A McKinsey & Company study noted that three-quarters of consumers switched to a new store during the pandemic, and eight in 10 of those shoppers are looking to ride with that change. As things return to normal, the question becomes: “Can we hang on to those new customers we won during the pandemic and win back those we lost?”
The answer is yes – through personalised communication, promotions and pricing.
I say this because consumers want personalisation. In that same McKinsey study, 71% of consumers surveyed said they expected companies to deliver personalised content, and more than three-quarters were frustrated when it didn’t happen. The opportunity for grocers today is leveraging zero- and first-party data to drill deeper with shoppers and overhaul loyalty messaging to meet them “in the moment” they’re shopping – especially since the pandemic has upended their traditional way of shopping.
Changing and prioritising a strategy towards a “marketing in the moment” level of personalisation means using loyalty member data such as who the shopper is and how they buy. It also means combining external contexts such as weather, time of day, whether the shopper is browsing online, and many other contexts.
Consumers crave to be valued, and they’re frankly uneasy from the changing shifts around shopping. A stronger personalised loyalty programme can be an anchor of comfort in the future. For example, a retailer can leverage data to build a targeted message to members about beginning a stock-up purchase online, delivering easy access to rewards points. Another example could be reaching a loyalty member who is making a top-up trip after work because there’s a big match on, and there’s a narrow window of opportunity as the rain clouds roll in.
Personalisation like this will make the loyalty member feel extra valued. It’s a change of focus to “marketing in the moment” and a trend that could keep loyal shoppers from wavering.
Part of what will affect loyalty and personalisation is the cutting out of third-party cookies, which retailers have used to track shopper behavior across other websites and devices. As widely reported, Google has pushed out its impending elimination of third-party cookies on Chrome until 2023. It’s a move that will profoundly impact retailers as Chrome has a 65.2% share of all web usage. Before the cookie phase-out, retailers had spent nearly half their budgets on display ads that leverage third-party data.

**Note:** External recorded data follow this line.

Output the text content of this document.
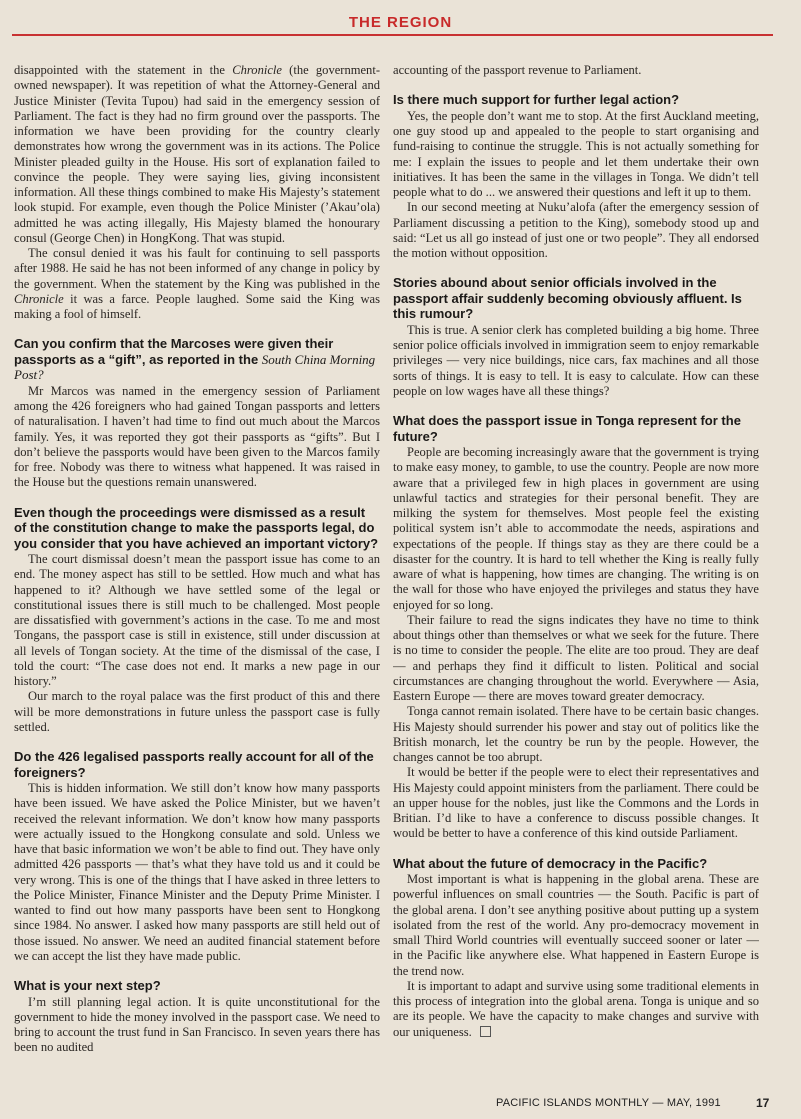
THE REGION

disappointed with the statement in the Chronicle (the government-owned newspaper). It was repetition of what the Attorney-General and Justice Minister (Tevita Tupou) had said in the emergency session of Parliament. The fact is they had no firm ground over the passports. The information we have been providing for the country clearly demonstrates how wrong the government was in its actions. The Police Minister pleaded guilty in the House. His sort of explanation failed to convince the people. They were saying lies, giving inconsistent information. All these things combined to make His Majesty’s statement look stupid. For example, even though the Police Minister (’Akau’ola) admitted he was acting illegally, His Majesty blamed the honourary consul (George Chen) in HongKong. That was stupid.

The consul denied it was his fault for continuing to sell passports after 1988. He said he has not been informed of any change in policy by the government. When the statement by the King was published in the Chronicle it was a farce. People laughed. Some said the King was making a fool of himself.

Can you confirm that the Marcoses were given their passports as a “gift”, as reported in the South China Morning Post?

Mr Marcos was named in the emergency session of Parliament among the 426 foreigners who had gained Tongan passports and letters of naturalisation. I haven’t had time to find out much about the Marcos family. Yes, it was reported they got their passports as “gifts”. But I don’t believe the passports would have been given to the Marcos family for free. Nobody was there to witness what happened. It was raised in the House but the questions remain unanswered.

Even though the proceedings were dismissed as a result of the constitution change to make the passports legal, do you consider that you have achieved an important victory?

The court dismissal doesn’t mean the passport issue has come to an end. The money aspect has still to be settled. How much and what has happened to it? Although we have settled some of the legal or constitutional issues there is still much to be challenged. Most people are dissatisfied with government’s actions in the case. To me and most Tongans, the passport case is still in existence, still under discussion at all levels of Tongan society. At the time of the dismissal of the case, I told the court: “The case does not end. It marks a new page in our history.”

Our march to the royal palace was the first product of this and there will be more demonstrations in future unless the passport case is fully settled.

Do the 426 legalised passports really account for all of the foreigners?

This is hidden information. We still don’t know how many passports have been issued. We have asked the Police Minister, but we haven’t received the relevant information. We don’t know how many passports were actually issued to the Hongkong consulate and sold. Unless we have that basic information we won’t be able to find out. They have only admitted 426 passports — that’s what they have told us and it could be very wrong. This is one of the things that I have asked in three letters to the Police Minister, Finance Minister and the Deputy Prime Minister. I wanted to find out how many passports have been sent to Hongkong since 1984. No answer. I asked how many passports are still held out of those issued. No answer. We need an audited financial statement before we can accept the list they have made public.

What is your next step?

I’m still planning legal action. It is quite unconstitutional for the government to hide the money involved in the passport case. We need to bring to account the trust fund in San Francisco. In seven years there has been no audited

accounting of the passport revenue to Parliament.

Is there much support for further legal action?

Yes, the people don’t want me to stop. At the first Auckland meeting, one guy stood up and appealed to the people to start organising and fund-raising to continue the struggle. This is not actually something for me: I explain the issues to people and let them undertake their own initiatives. It has been the same in the villages in Tonga. We didn’t tell people what to do ... we answered their questions and left it up to them.

In our second meeting at Nuku’alofa (after the emergency session of Parliament discussing a petition to the King), somebody stood up and said: “Let us all go instead of just one or two people”. They all endorsed the motion without opposition.

Stories abound about senior officials involved in the passport affair suddenly becoming obviously affluent. Is this rumour?

This is true. A senior clerk has completed building a big home. Three senior police officials involved in immigration seem to enjoy remarkable privileges — very nice buildings, nice cars, fax machines and all those sorts of things. It is easy to tell. It is easy to calculate. How can these people on low wages have all these things?

What does the passport issue in Tonga represent for the future?

People are becoming increasingly aware that the government is trying to make easy money, to gamble, to use the country. People are now more aware that a privileged few in high places in government are using unlawful tactics and strategies for their personal benefit. They are milking the system for themselves. Most people feel the existing political system isn’t able to accommodate the needs, aspirations and expectations of the people. If things stay as they are there could be a disaster for the country. It is hard to tell whether the King is really fully aware of what is happening, how times are changing. The writing is on the wall for those who have enjoyed the privileges and status they have enjoyed for so long.

Their failure to read the signs indicates they have no time to think about things other than themselves or what we seek for the future. There is no time to consider the people. The elite are too proud. They are deaf — and perhaps they find it difficult to listen. Political and social circumstances are changing throughout the world. Everywhere — Asia, Eastern Europe — there are moves toward greater democracy.

Tonga cannot remain isolated. There have to be certain basic changes. His Majesty should surrender his power and stay out of politics like the British monarch, let the country be run by the people. However, the changes cannot be too abrupt.

It would be better if the people were to elect their representatives and His Majesty could appoint ministers from the parliament. There could be an upper house for the nobles, just like the Commons and the Lords in Britian. I’d like to have a conference to discuss possible changes. It would be better to have a conference of this kind outside Parliament.

What about the future of democracy in the Pacific?

Most important is what is happening in the global arena. These are powerful influences on small countries — the South. Pacific is part of the global arena. I don’t see anything positive about putting up a system isolated from the rest of the world. Any pro-democracy movement in small Third World countries will eventually succeed sooner or later — in the Pacific like anywhere else. What happened in Eastern Europe is the trend now.

It is important to adapt and survive using some traditional elements in this process of integration into the global arena. Tonga is unique and so are its people. We have the capacity to make changes and survive with our uniqueness.

PACIFIC ISLANDS MONTHLY — MAY, 1991	17
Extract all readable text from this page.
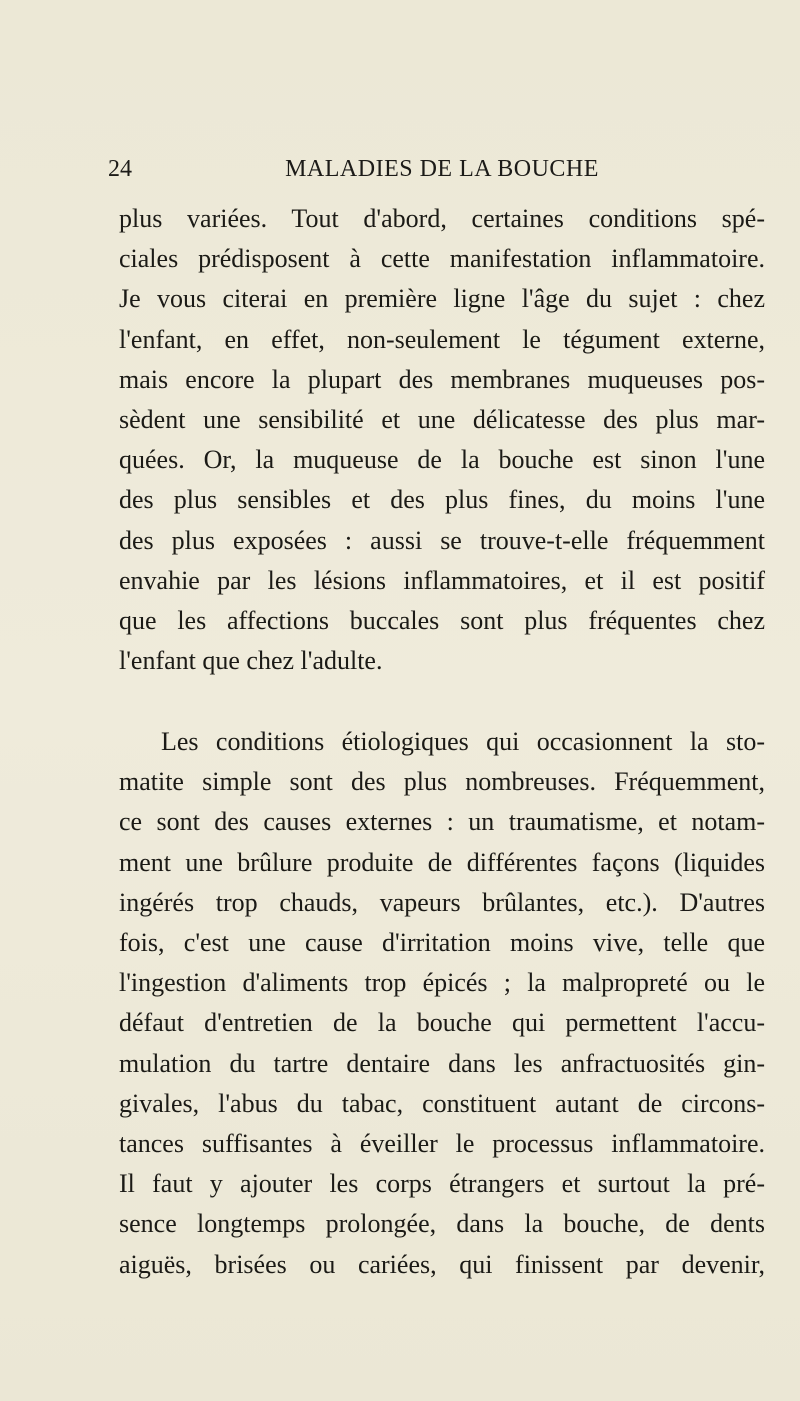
24	MALADIES DE LA BOUCHE
plus variées. Tout d'abord, certaines conditions spé-
ciales prédisposent à cette manifestation inflammatoire.
Je vous citerai en première ligne l'âge du sujet : chez
l'enfant, en effet, non-seulement le tégument externe,
mais encore la plupart des membranes muqueuses pos-
sèdent une sensibilité et une délicatesse des plus mar-
quées. Or, la muqueuse de la bouche est sinon l'une
des plus sensibles et des plus fines, du moins l'une
des plus exposées : aussi se trouve-t-elle fréquemment
envahie par les lésions inflammatoires, et il est positif
que les affections buccales sont plus fréquentes chez
l'enfant que chez l'adulte.
Les conditions étiologiques qui occasionnent la sto-
matite simple sont des plus nombreuses. Fréquemment,
ce sont des causes externes : un traumatisme, et notam-
ment une brûlure produite de différentes façons (liquides
ingérés trop chauds, vapeurs brûlantes, etc.). D'autres
fois, c'est une cause d'irritation moins vive, telle que
l'ingestion d'aliments trop épicés ; la malpropreté ou le
défaut d'entretien de la bouche qui permettent l'accu-
mulation du tartre dentaire dans les anfractuosités gin-
givales, l'abus du tabac, constituent autant de circons-
tances suffisantes à éveiller le processus inflammatoire.
Il faut y ajouter les corps étrangers et surtout la pré-
sence longtemps prolongée, dans la bouche, de dents
aiguës, brisées ou cariées, qui finissent par devenir,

But it’s a first-party future now, and retailers will depend on loyalty programmes more than before. That means retailers will need to innovate to generate more first-party data directly from consumers and through their own properties such as innovations around subscriptions. Walmart launched its Walmart+ service to take on Amazon’s monthly subscription, for example, opening a new source of first-party data and creating another perk for members.
Innovation like this will build better data points, which will grow personalisation and make loyal shoppers feel more valued.